Question

Solve the inequality:
3y-2<5/y

Answer 1

the answer comes outs to 3y^2-2y-5=0 is this correct?

Answer 2

\[
3y^2-2y-5<0
\]Now you want to find to roots.

Answer 3

Or rather, you'd find the roots to help factor.

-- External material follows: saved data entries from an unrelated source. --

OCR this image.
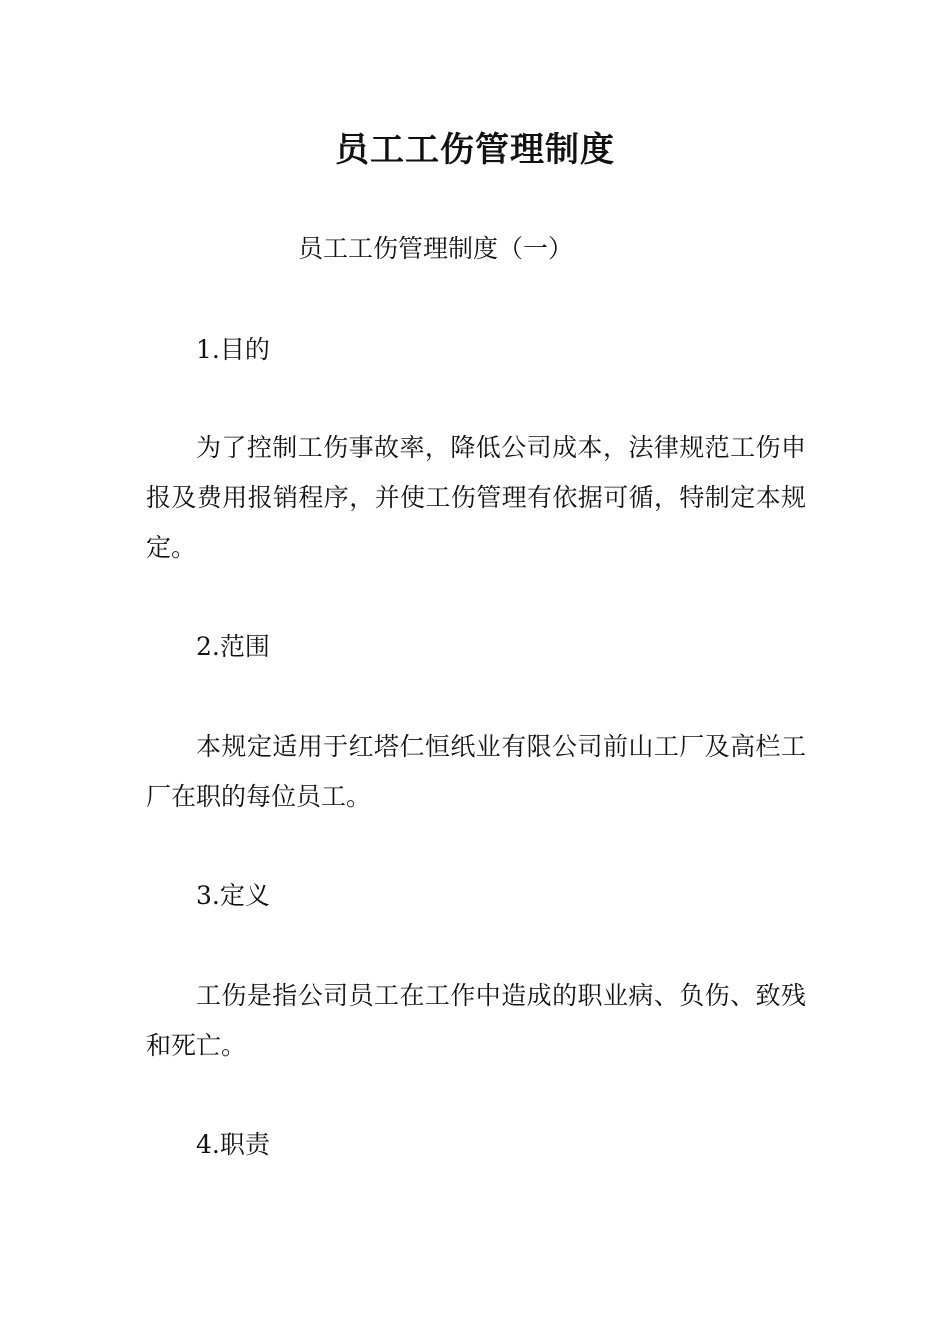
员工工伤管理制度

员工工伤管理制度（一）

1.目的

为了控制工伤事故率，降低公司成本，法律规范工伤申报及费用报销程序，并使工伤管理有依据可循，特制定本规定。

2.范围

本规定适用于红塔仁恒纸业有限公司前山工厂及高栏工厂在职的每位员工。

3.定义

工伤是指公司员工在工作中造成的职业病、负伤、致残和死亡。

4.职责
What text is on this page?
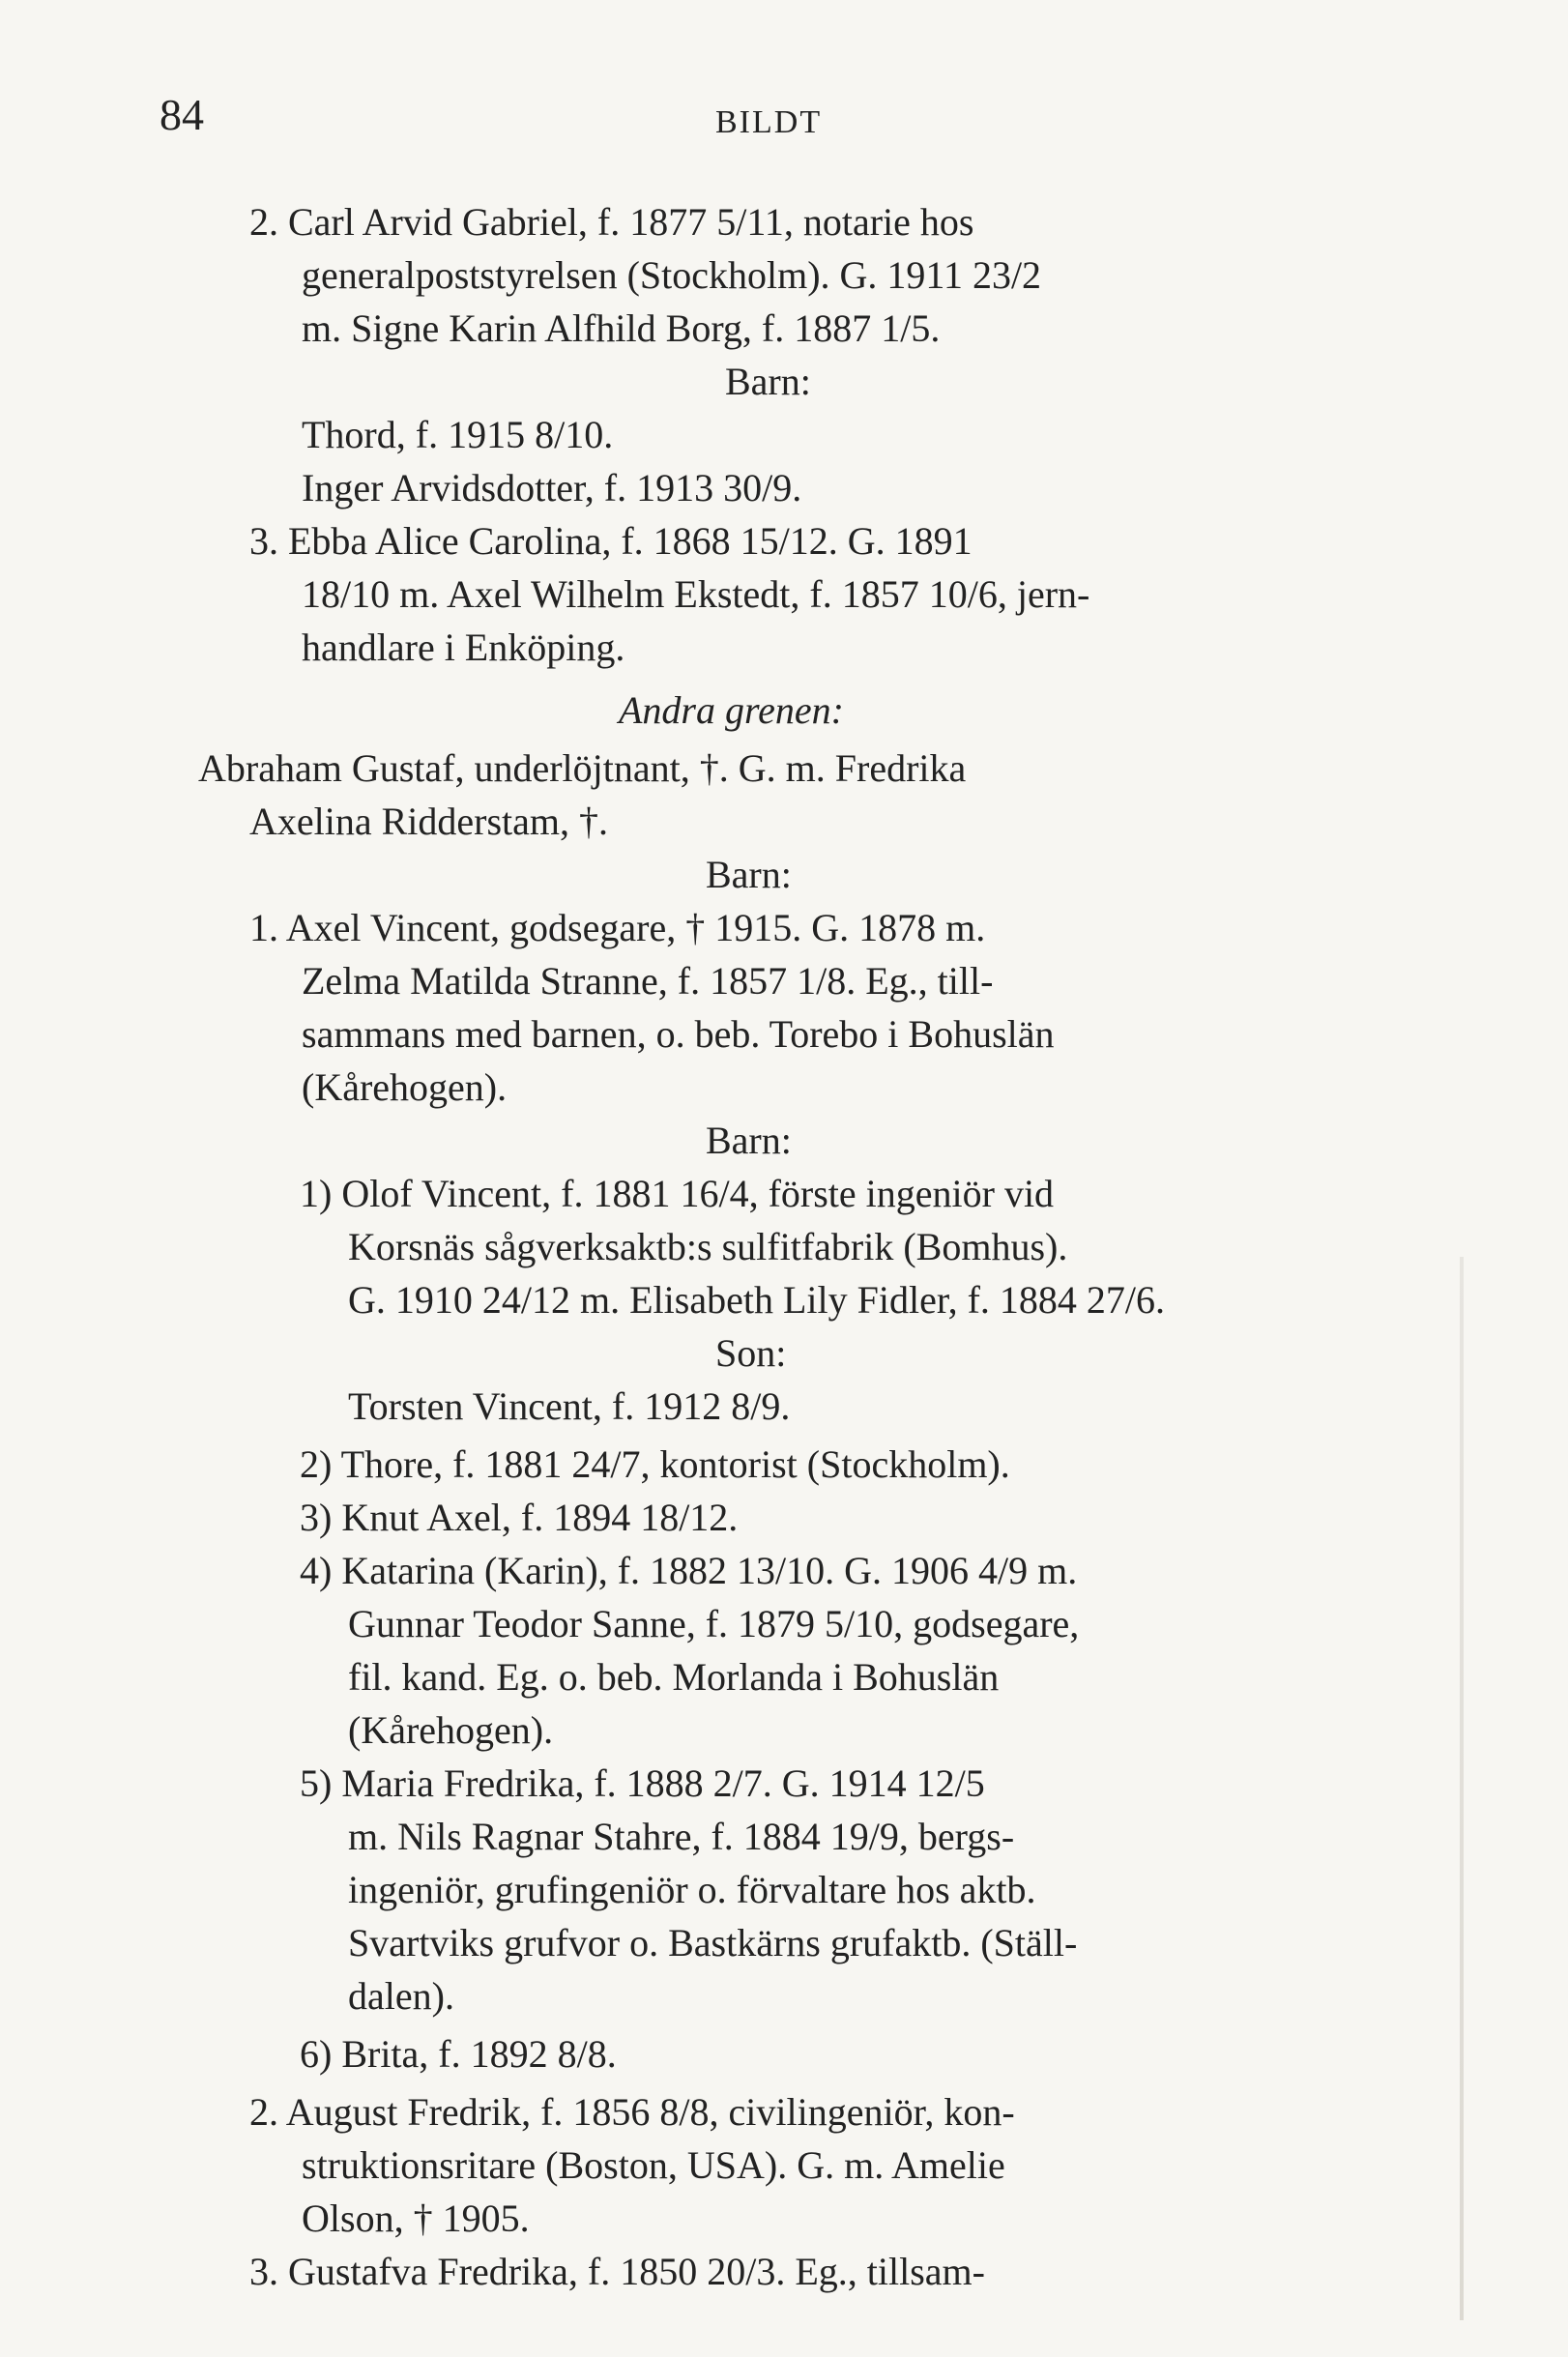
84	BILDT
2. Carl Arvid Gabriel, f. 1877 5/11, notarie hos
generalpoststyrelsen (Stockholm). G. 1911 23/2
m. Signe Karin Alfhild Borg, f. 1887 1/5.
Barn:
Thord, f. 1915 8/10.
Inger Arvidsdotter, f. 1913 30/9.
3. Ebba Alice Carolina, f. 1868 15/12. G. 1891
18/10 m. Axel Wilhelm Ekstedt, f. 1857 10/6, jern-
handlare i Enköping.
Andra grenen:
Abraham Gustaf, underlöjtnant, †. G. m. Fredrika
Axelina Ridderstam, †.
Barn:
1. Axel Vincent, godsegare, † 1915. G. 1878 m.
Zelma Matilda Stranne, f. 1857 1/8. Eg., till-
sammans med barnen, o. beb. Torebo i Bohuslän
(Kårehogen).
Barn:
1) Olof Vincent, f. 1881 16/4, förste ingeniör vid
Korsnäs sågverksaktb:s sulfitfabrik (Bomhus).
G. 1910 24/12 m. Elisabeth Lily Fidler, f. 1884 27/6.
Son:
Torsten Vincent, f. 1912 8/9.
2) Thore, f. 1881 24/7, kontorist (Stockholm).
3) Knut Axel, f. 1894 18/12.
4) Katarina (Karin), f. 1882 13/10. G. 1906 4/9 m.
Gunnar Teodor Sanne, f. 1879 5/10, godsegare,
fil. kand. Eg. o. beb. Morlanda i Bohuslän
(Kårehogen).
5) Maria Fredrika, f. 1888 2/7. G. 1914 12/5
m. Nils Ragnar Stahre, f. 1884 19/9, bergs-
ingeniör, grufingeniör o. förvaltare hos aktb.
Svartviks grufvor o. Bastkärns grufaktb. (Ställ-
dalen).
6) Brita, f. 1892 8/8.
2. August Fredrik, f. 1856 8/8, civilingeniör, kon-
struktionsritare (Boston, USA). G. m. Amelie
Olson, † 1905.
3. Gustafva Fredrika, f. 1850 20/3. Eg., tillsam-
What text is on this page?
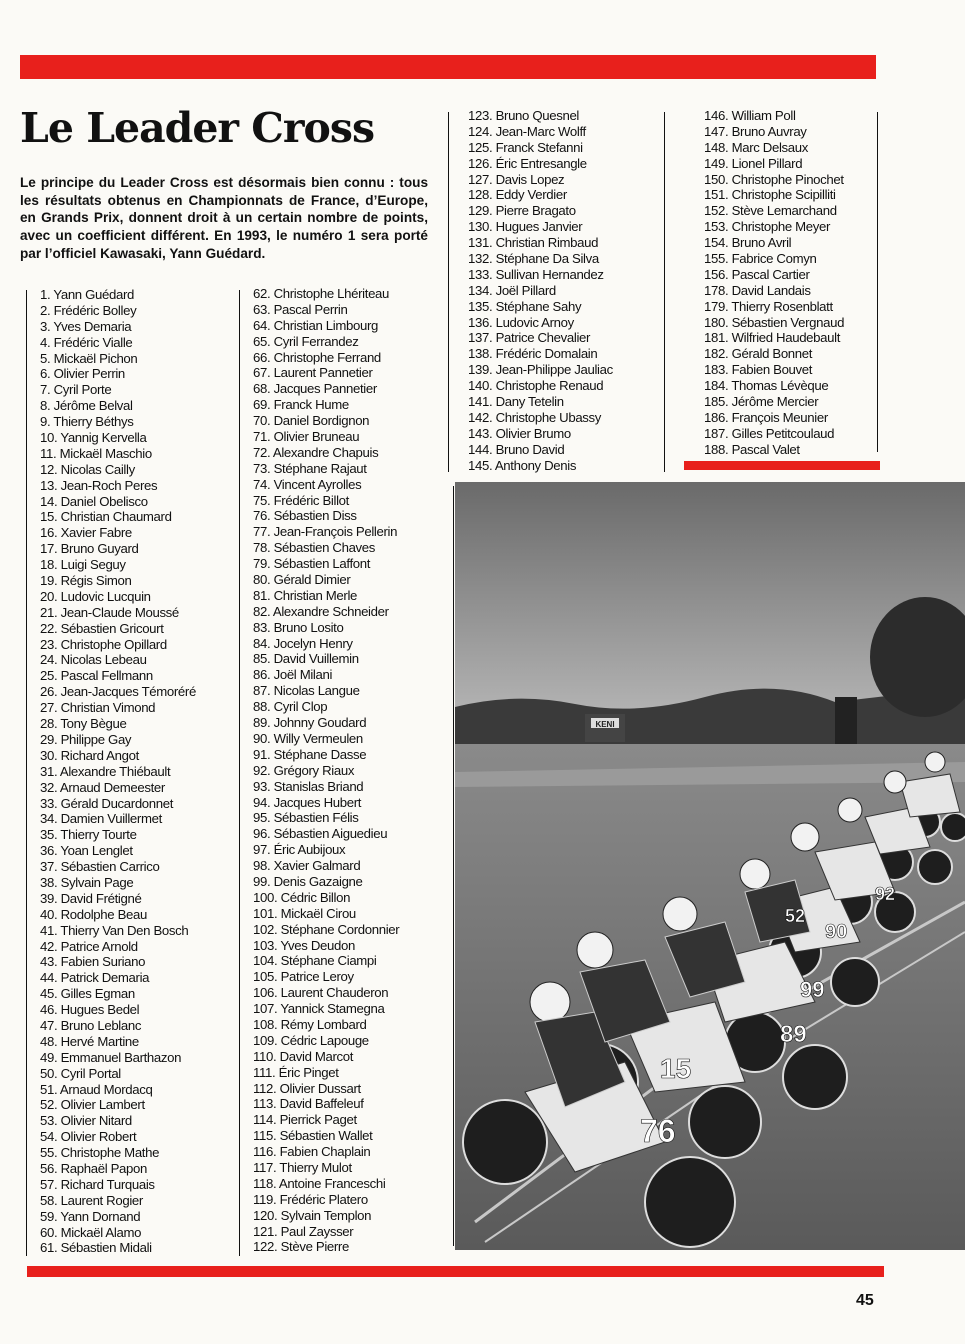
Le Leader Cross

Le principe du Leader Cross est désormais bien connu : tous les résultats obtenus en Championnats de France, d’Europe, en Grands Prix, donnent droit à un certain nombre de points, avec un coefficient différent. En 1993, le numéro 1 sera porté par l’officiel Kawasaki, Yann Guédard.

1. Yann Guédard
2. Frédéric Bolley
3. Yves Demaria
4. Frédéric Vialle
5. Mickaël Pichon
6. Olivier Perrin
7. Cyril Porte
8. Jérôme Belval
9. Thierry Béthys
10. Yannig Kervella
11. Mickaël Maschio
12. Nicolas Cailly
13. Jean-Roch Peres
14. Daniel Obelisco
15. Christian Chaumard
16. Xavier Fabre
17. Bruno Guyard
18. Luigi Seguy
19. Régis Simon
20. Ludovic Lucquin
21. Jean-Claude Moussé
22. Sébastien Gricourt
23. Christophe Opillard
24. Nicolas Lebeau
25. Pascal Fellmann
26. Jean-Jacques Témoréré
27. Christian Vimond
28. Tony Bègue
29. Philippe Gay
30. Richard Angot
31. Alexandre Thiébault
32. Arnaud Demeester
33. Gérald Ducardonnet
34. Damien Vuillermet
35. Thierry Tourte
36. Yoan Lenglet
37. Sébastien Carrico
38. Sylvain Page
39. David Frétigné
40. Rodolphe Beau
41. Thierry Van Den Bosch
42. Patrice Arnold
43. Fabien Suriano
44. Patrick Demaria
45. Gilles Egman
46. Hugues Bedel
47. Bruno Leblanc
48. Hervé Martine
49. Emmanuel Barthazon
50. Cyril Portal
51. Arnaud Mordacq
52. Olivier Lambert
53. Olivier Nitard
54. Olivier Robert
55. Christophe Mathe
56. Raphaël Papon
57. Richard Turquais
58. Laurent Rogier
59. Yann Dornand
60. Mickaël Alamo
61. Sébastien Midali
62. Christophe Lhériteau
63. Pascal Perrin
64. Christian Limbourg
65. Cyril Ferrandez
66. Christophe Ferrand
67. Laurent Pannetier
68. Jacques Pannetier
69. Franck Hume
70. Daniel Bordignon
71. Olivier Bruneau
72. Alexandre Chapuis
73. Stéphane Rajaut
74. Vincent Ayrolles
75. Frédéric Billot
76. Sébastien Diss
77. Jean-François Pellerin
78. Sébastien Chaves
79. Sébastien Laffont
80. Gérald Dimier
81. Christian Merle
82. Alexandre Schneider
83. Bruno Losito
84. Jocelyn Henry
85. David Vuillemin
86. Joël Milani
87. Nicolas Langue
88. Cyril Clop
89. Johnny Goudard
90. Willy Vermeulen
91. Stéphane Dasse
92. Grégory Riaux
93. Stanislas Briand
94. Jacques Hubert
95. Sébastien Félis
96. Sébastien Aiguedieu
97. Éric Aubijoux
98. Xavier Galmard
99. Denis Gazaigne
100. Cédric Billon
101. Mickaël Cirou
102. Stéphane Cordonnier
103. Yves Deudon
104. Stéphane Ciampi
105. Patrice Leroy
106. Laurent Chauderon
107. Yannick Stamegna
108. Rémy Lombard
109. Cédric Lapouge
110. David Marcot
111. Éric Pinget
112. Olivier Dussart
113. David Baffeleuf
114. Pierrick Paget
115. Sébastien Wallet
116. Fabien Chaplain
117. Thierry Mulot
118. Antoine Franceschi
119. Frédéric Platero
120. Sylvain Templon
121. Paul Zaysser
122. Stève Pierre
123. Bruno Quesnel
124. Jean-Marc Wolff
125. Franck Stefanni
126. Éric Entresangle
127. Davis Lopez
128. Eddy Verdier
129. Pierre Bragato
130. Hugues Janvier
131. Christian Rimbaud
132. Stéphane Da Silva
133. Sullivan Hernandez
134. Joël Pillard
135. Stéphane Sahy
136. Ludovic Arnoy
137. Patrice Chevalier
138. Frédéric Domalain
139. Jean-Philippe Jauliac
140. Christophe Renaud
141. Dany Tetelin
142. Christophe Ubassy
143. Olivier Brumo
144. Bruno David
145. Anthony Denis
146. William Poll
147. Bruno Auvray
148. Marc Delsaux
149. Lionel Pillard
150. Christophe Pinochet
151. Christophe Scipilliti
152. Stève Lemarchand
153. Christophe Meyer
154. Bruno Avril
155. Fabrice Comyn
156. Pascal Cartier
178. David Landais
179. Thierry Rosenblatt
180. Sébastien Vergnaud
181. Wilfried Haudebault
182. Gérald Bonnet
183. Fabien Bouvet
184. Thomas Lévèque
185. Jérôme Mercier
186. François Meunier
187. Gilles Petitcoulaud
188. Pascal Valet
KENI
76
15
89
99
90
52
92
45
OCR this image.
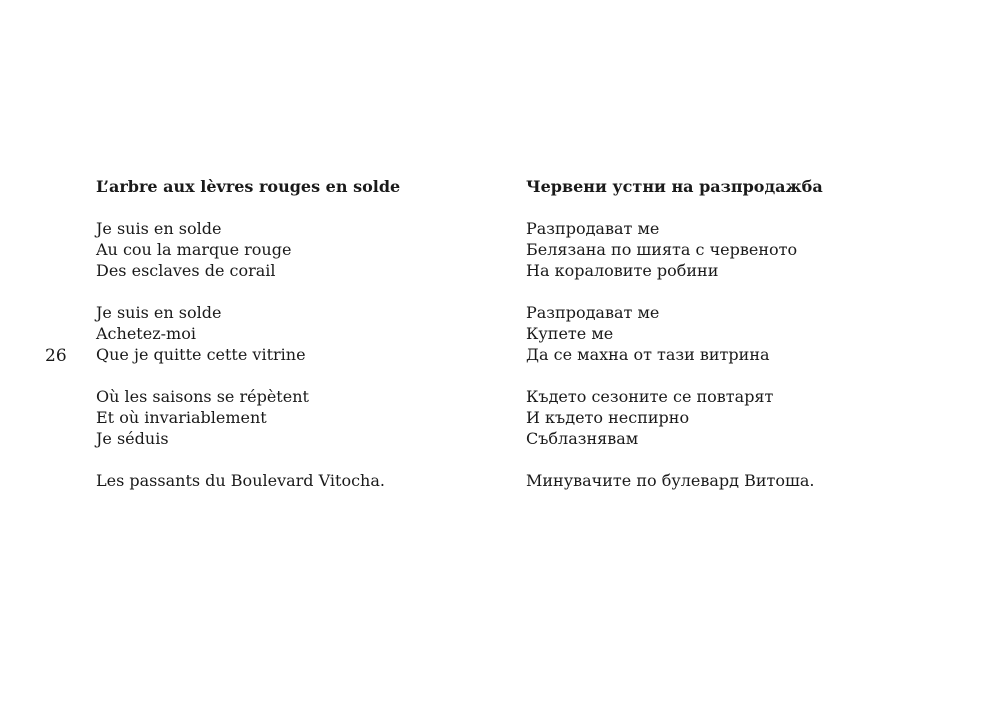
26

L’arbre aux lèvres rouges en solde
Je suis en solde
Au cou la marque rouge
Des esclaves de corail
Je suis en solde
Achetez-moi
Que je quitte cette vitrine
Où les saisons se répètent
Et où invariablement
Je séduis
Les passants du Boulevard Vitocha.
Червени устни на разпродажба
Разпродават ме
Белязана по шията с червеното
На кораловите робини
Разпродават ме
Купете ме
Да се махна от тази витрина
Където сезоните се повтарят
И където неспирно
Съблазнявам
Минувачите по булевард Витоша.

What you really want to do here is factor.

Answer 4

answers come out to 5/3 and -1?

Answer 5

Then \(
(y-r_1)(y-r_2)<0
\) then \(y-r_1 < 0\) and \(y-r_2 > 0\) or the reverse.

Answer 6

Since it has to be negative, one of them has to be negative, but not both and not none.

Answer 7

so is it not 5/3 and -1

Answer 8

Hold on, first of all we have: \[
\left(y-\frac 5 3\right)(y+1) < 0
\]Assuming your roots are true.

Answer 9

We know that \[
\left(y-\frac 5 3\right) < (y+1)
\]So that means if either one is going to be negative, then it will be \(y-5/3\)

Answer 10

This gives us: \[
\left(y-\frac 5 3\right)<0
\]And \[
(y+1)>0
\]

Answer 11

Or, simply put: \[
y < \frac 5 3, \,y>-1
\]

Answer 12

Both must be true for the equality to be true.

Answer 13

ok thanks